La ministre de la Transition écologique et solidaire Élisabeth Borne a confirmé, devant notre commission, que le Gouvernement ferait usage du délai de 4 mois pour la publication des ordonnances, prévu par la loi dite « d'urgence sanitaire ». Elle a entre autres indiqué que la publication de l'ordonnance sur les centrales à charbon n'interviendra pas avant l'été et celle sur l'hydrogène plus tard encore.

Ce constat est regrettable au regard des objectifs énergétiques et climatiques ambitieux poursuivis par la loi, a fortiori dans un contexte de crise énergétique, qui ne doit pas nous conduire à ralentir mais bien à accélérer dans le sens de la décarbonation de notre économie. Ces retards exposent en plus la France à un risque de contrariété avec le droit européen car plusieurs ordonnances portent sur des directives, règlements ou conventions. Cette lenteur contraste enfin avec les délais particulièrement contraints qui nous avaient été imposés par le Gouvernement lors de l'examen de ce texte l'été dernier !

À ce propos, j'en viens à une remarque plus générale pour terminer : le Sénat a montré, encore de manière très récente, sa capacité à voter des lois dans des délais extrêmement contraints, afin de répondre à l'urgence de la situation tout en veillant scrupuleusement à la proportionnalité des mesures proposées. En dehors du contexte de la crise, la procédure accélérée est de toute façon devenue la norme pour l'essentiel des textes qui nous sont soumis. Or, même si le législateur est diligent, la complète mise en application d'une loi suppose, nous l'avons constaté, parfois plusieurs mois - voire des années - afin que tous les décrets attendus soient publiés. En outre, l'argument de célérité souvent invoqué pour les habilitations à légiférer par ordonnance n'est guère plus convaincant, les exemples sont légion en la matière...
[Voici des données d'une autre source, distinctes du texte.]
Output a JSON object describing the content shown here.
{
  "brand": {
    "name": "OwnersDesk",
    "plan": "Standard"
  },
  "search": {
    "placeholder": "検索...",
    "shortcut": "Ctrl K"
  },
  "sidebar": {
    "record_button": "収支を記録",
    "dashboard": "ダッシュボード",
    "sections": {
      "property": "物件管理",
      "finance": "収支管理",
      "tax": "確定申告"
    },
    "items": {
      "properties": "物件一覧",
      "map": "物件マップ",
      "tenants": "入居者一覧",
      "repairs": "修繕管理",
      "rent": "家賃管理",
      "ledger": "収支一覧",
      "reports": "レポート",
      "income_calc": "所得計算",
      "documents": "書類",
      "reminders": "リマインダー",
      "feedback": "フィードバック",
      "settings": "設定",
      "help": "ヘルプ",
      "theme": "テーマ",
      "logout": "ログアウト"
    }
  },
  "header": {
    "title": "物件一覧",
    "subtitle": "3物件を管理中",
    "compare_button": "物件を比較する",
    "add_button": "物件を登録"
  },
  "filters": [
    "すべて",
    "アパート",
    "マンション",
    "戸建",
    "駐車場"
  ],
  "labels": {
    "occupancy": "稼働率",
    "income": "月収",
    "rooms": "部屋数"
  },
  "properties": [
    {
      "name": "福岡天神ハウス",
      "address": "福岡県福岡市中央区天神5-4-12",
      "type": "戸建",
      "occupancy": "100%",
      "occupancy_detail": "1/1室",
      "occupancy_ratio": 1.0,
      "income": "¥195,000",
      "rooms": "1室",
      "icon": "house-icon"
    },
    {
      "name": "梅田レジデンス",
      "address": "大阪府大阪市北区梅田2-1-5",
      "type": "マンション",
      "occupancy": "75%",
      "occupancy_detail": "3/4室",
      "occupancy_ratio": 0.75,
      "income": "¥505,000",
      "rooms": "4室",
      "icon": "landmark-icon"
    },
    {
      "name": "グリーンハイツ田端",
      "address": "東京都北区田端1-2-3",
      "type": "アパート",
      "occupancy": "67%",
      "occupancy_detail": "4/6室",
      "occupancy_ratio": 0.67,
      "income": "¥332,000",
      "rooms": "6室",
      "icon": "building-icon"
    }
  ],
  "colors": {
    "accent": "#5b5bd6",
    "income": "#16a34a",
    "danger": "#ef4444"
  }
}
Pour conclure, je ne saurais que trop vous recommander de prendre connaissance du bilan sectoriel détaillé qui procède à une analyse fouillée de l'application de toutes les lois : il sera publié à la fin mai avant la séance publique qui devrait intervenir début juin. C'est notre collègue Valérie Létard qui, en tant que présidente de la délégation du Bureau chargée du travail parlementaire, de la législation en commission, des votes et du contrôle, centralise les contributions de toutes les commissions et rédige un rapport global. Je lui souhaite beaucoup de courage pour ce travail très utile et vous remercie tous pour votre attention.